#Poetry Generator: Building Shakesparean Sonnets
###Summary This program employs a combination of algorithims to generate a Shakesparean Sonnet: a 14 line poem written in iambic pentameter with a rhyming scheme of A, B, A, B, C, D, C, D, E, F, E, F, G, G. The fundamental principal behind the stategy employed in this program is the Markov chain. In other words, given a seed, the program finds all words used in the training text (all of Shakespeare's sonnets) after the seed and using a weighted probability randomly chooses the next word. The probability is weighted by how often a paritcular word appears after the initial word. For example if the seed was thou and 50% of the time after the word "thou" the word "art" is used then there is a 50% chance that art will be the next word in the poem. The process is repeated for every single word until the line is complete (all ten syllables). The first word of each line is taken exclusively from the collection of words used to start a line in Shakespeare. If the user does not enter a theme then from the collection of "start" words one is just chosen for each line. However, if the user decides to enter a theme then all synonyms and related words of the theme word that are in the collection of starting words are used to start lines. For example, if the user was to enter preceeding as the theme, the word above would be used to start a line because Shakespare started one of his lines with "Above" and it is related to "Preceding". By just using words from Shakespearean texts all words are guaranteed to be in iambic pentameter and in the voice of Shakespeare.
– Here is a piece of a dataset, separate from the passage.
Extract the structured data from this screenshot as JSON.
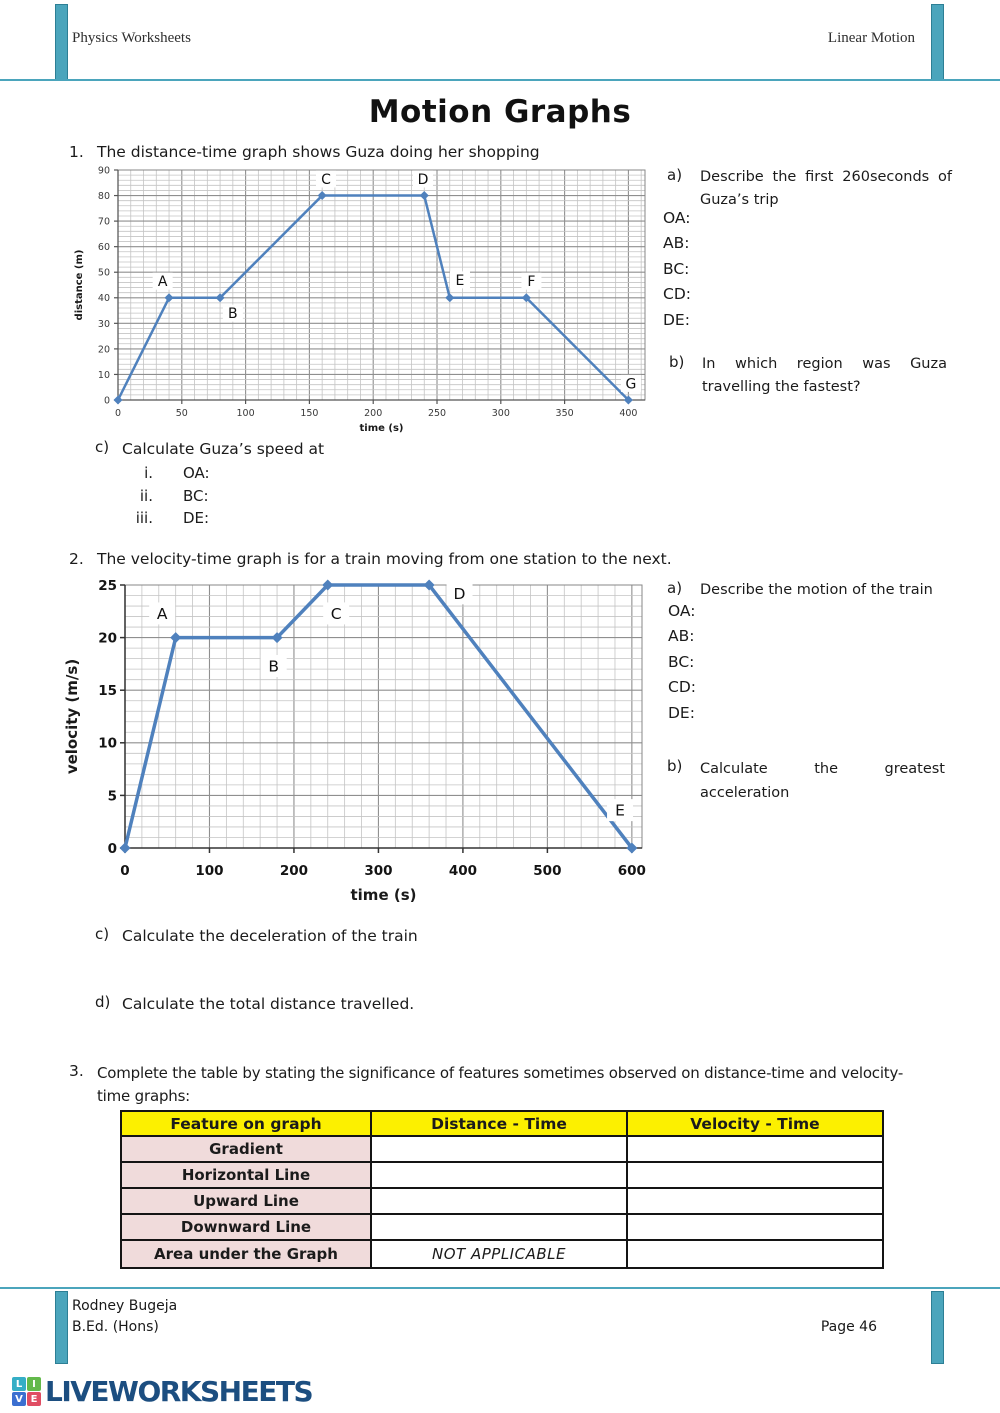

The only exception to using words from Shakespeare's sonnets is for rhyming. Because lines are built from the front (while it could be done from the back, it would then be harder to use a Shakespeare word to start a line which helps the entire poem make more sense), sometimes a rhyming word used by Shakespare is not available to finish a line. In that case a rhyming dictionary finds a word that starts with the correct stress, fits the syllable count, and then uses that word to finish the line. While this will occasionally make the poem make less sense and rarely make it not perfect iambic pentameter, a rhyme is ensured.
If nothing fits that line, the poem is just thrown out and a new one is generated. This is fairly rare, however.
###User Experience After building the database (which takes a few seconds), the user is prompted for a theme. If they choose to not enter a theme, the computer will just build a poem using a completely random words. If, however, they choose to enter a theme all synonyms and related words that Shakespeare also has used to start a line are used to start lines in the computer's poem. Some themes simply do not work with the training set in which case the user is informed the theme is invalid and the computer just writes their own poem. The computer will continue to create poems as prompted to the user unless the enters "done" instead of a theme in which case the program terminates. This allows the databse to not be built multiple times.
###Tools and Libraries The program was written entirely in Python Version 2.7.6 with the use of external libraries. The external libraries are as follows:
-
- PyTrie implements a Trie. It is used instead of a Dictionary to store the syllable mappings (a pronunciation guide) and the syllable count of each word. Due to the large volume of words in the English language it is more efficient than a Dictionary due to the amount of RAM that would be necessary for a simple dictionary.
-
- Big Huge Thesaurus is used as an API to get related words to the theme. If the user enters a theme, all synonyms are found using their API to maximize the occurence of words related to that theme.
-
- If the end of a line is occuring without the Markov chain leading to a potential rhyme then a rhyming word is found using the Rhyme Brain API that can be inserted to finish a line while preserving rhyme.
-
- The Rhyme Brain API uses a simple HTTP GET request for it's API. To make this process cleaner, the requests HTTP library for Python is used.
In addition to technical libraries, external documents are used as resources to assist in the development process. Namely, a pronounciation and stressed syllable dictionary from CMU and the training text of all of Shakespeare's sonnets.
###Known Issues and Areas For Improvement One of the bugs commonly seen early on is the disparity between the CMU dictionary and the words used in Shakespeare's work. To accomodate words not common to both are just thrown out. However, some words are in the dictionary, but Shakespeare adds a "st" to them (such as in bestow'st). To do this the program accomodates by throwing out the " 'st " to access the modern dictionary and just adding a syllable. However, this can mess up rhyming. A fix is possible as it is just a special case, but unfortunately I didn't have enough time to add this fix and therefore sometimes rhyming is slightly off.
As well, sometimes pathways lead nowhere causing an error in the program. Currently, the poem is just thrown out and a new one is produced (this is fairly rare), but if I had more time a more sustainable solution using foresight would be included instead.
The biggest area for improvement would actually be in the general strategy. Instead of just building from the front (or choosing to build from the back to ensure rhyming) the best would be to build from both and "meet in the middle". This would ensure a pure Shakesparean vocabulary, but once again could not be implemented due to time concerns.
As well, to further the quality of the words used if I had more time I would add in the training text of every single Shakespearean play. The reason this isn't that simple is I would need to write a script to scrape the text off of the web and then remove character names. This isn't necessarily complex, but I chose to allocate my time to the actual development of the program.